March 28, 2024

Morning Coffee: Human Toll of Military Layoffs

Morning Coffee is a robust blend of links to news around the internet concerning the Naval Air Station Patuxent River economic community. The opinions expressed here do not necessarily reflect those of the Leader’s owners or staff.Morning Coffee logo

USA Today takes a look at the possible human toll for thousands of career-military troops who may receive pink slips as a result of looming budget reductions. DefSec Chuck Hagel said Monday that future reductions cut “so deep, so quickly, that we cannot shrink the size of our military fast enough.” Civilian groups who support service members and their families believe that job-security concerns will compound existing pressures that are already resulting in record behavioral and physical health issues, marital problems and suicide.

Most of the Pentagon’s major weapons-buying and research programs are protected under DefSec Hagel’s fiscal 2015 budget request which is boosting revenue prospects for major defense contractors such as Lockheed Martin and Northrop Grumman, reports MarketWatch. After a four year spending slide new projects, including cyberwarfare capabilities, $1 billion for a more fuel-efficient jet and plans for a new Navy surface ship are reassuring military contractors and Wall Street investors.

The US Navy has constructed the “world’s smallest guided missile” reports the Navy Times. Weighing only 5 pounds, the “Spike” is far lighter than the unmanned aerial vehicle’s standard 100 pound Hellfire, but it is still able to carry out effective pinpoint strikes. Scott O’Neil, the executive director of Naval Air Warfare Center Weapons Division, said, “Most of our weapons are fairly large because they’re taking out very big targets. We’ve started looking at, with miniaturization of electronics, what does that mean to weaponry? How small can we make weapons and keep them effective against the targets that we’re talking about?” Spike was funded and developed by NAVAIR at Naval Air Weapons Station China Lake, CA. There are no current plans to deploy the weapon and it will only be used to help train naval engineers on miniature munitions systems.

The USS George H.W. Bush pulled out of Norfolk this month marking the final scheduled carrier deployment of the Northrop Grumman EA-6B Prowler electronic attack aircraft, according to Seapower Magazine. The EA-6B will be retired from Navy service in 2015, but will continue in Marine Corps service until 2019.

The Pentagon/DARPA “Transformer” research program has been redefined from designing a manned “flying Jeep” to creation of a modular, unmanned vertical-takeoff-and-landing delivery system, according to Aviation Week. The project’s new objective is seen as a follow-on to the Lockheed/Kaman K-Max unmanned helicopter now being used operationally in Afghanistan. The K-Max’s success has sparked interest in unmanned supply options from the Marine Corps, the Army and the Navy.

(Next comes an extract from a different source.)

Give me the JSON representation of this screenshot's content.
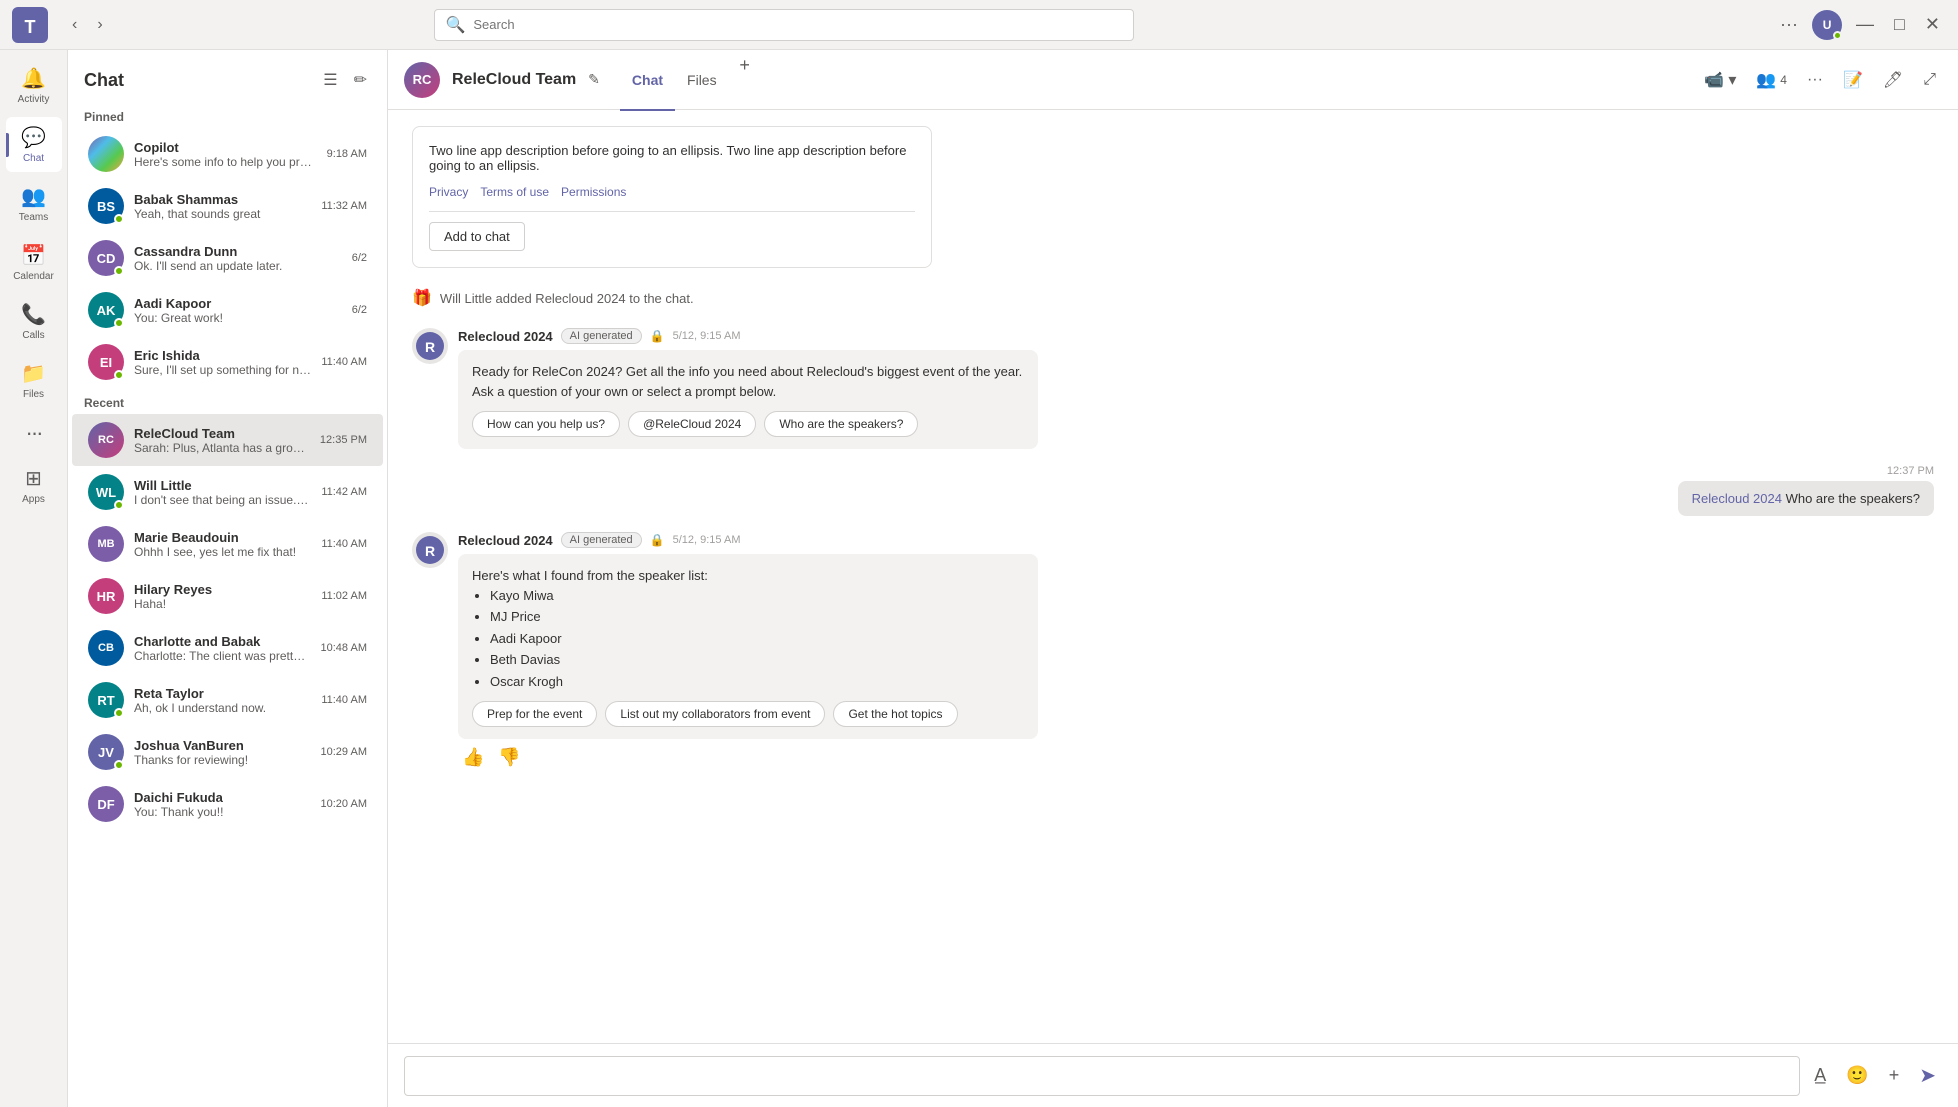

The Pentagon confirmed Monday that the US Navy’s Littoral Combat Ship (LCS) program will procure only 32 ships instead of the 52 previously planned, reports DefenseNews. Earlier this year it appeared that NavSec Ray Mabus’ objections to proposed reductions in the LCS program had been effective and that a compromise had been worked out, but DefSec Chuck Hagel announced in a Pentagon news conference that the LCS buys would be curtailed. Mr. Hagel stated, ““I am concerned that the Navy is relying too heavily on the LCS to achieve its long-term goals for ship numbers.”

The Boeing Co., Seattle, Wash., is being awarded a $2,070,439,240 modification to a previously awarded firm-fixed-price contract (N00019-12-C-0112) to exercise the options for the procurement of 16 P-8A Multi-mission Maritime Aircraft full rate production Lot I aircraft and 16 Ancillary Mission Equipment kits for the U.S. Navy.  Work will be performed in Seattle, Wash. (78.4 percent); Baltimore, Md. (4.7 percent); Greenlawn, N.Y. (2.4 percent); Cambridge, United Kingdom (1.6 percent); Rockford, Ill. (1.1 percent); North Amityville, N.Y. (1 percent), and miscellaneous locations throughout the continental United States (10.8 percent), and is expected to be completed in April 2017.  Fiscal 2014 aircraft procurement, Navy funds in the amount of $2,070,439,240 will be obligated on this award, none of which will expire at the end of the current fiscal year.  The Naval Air Systems Command, Patuxent River, Md., is the contracting activity.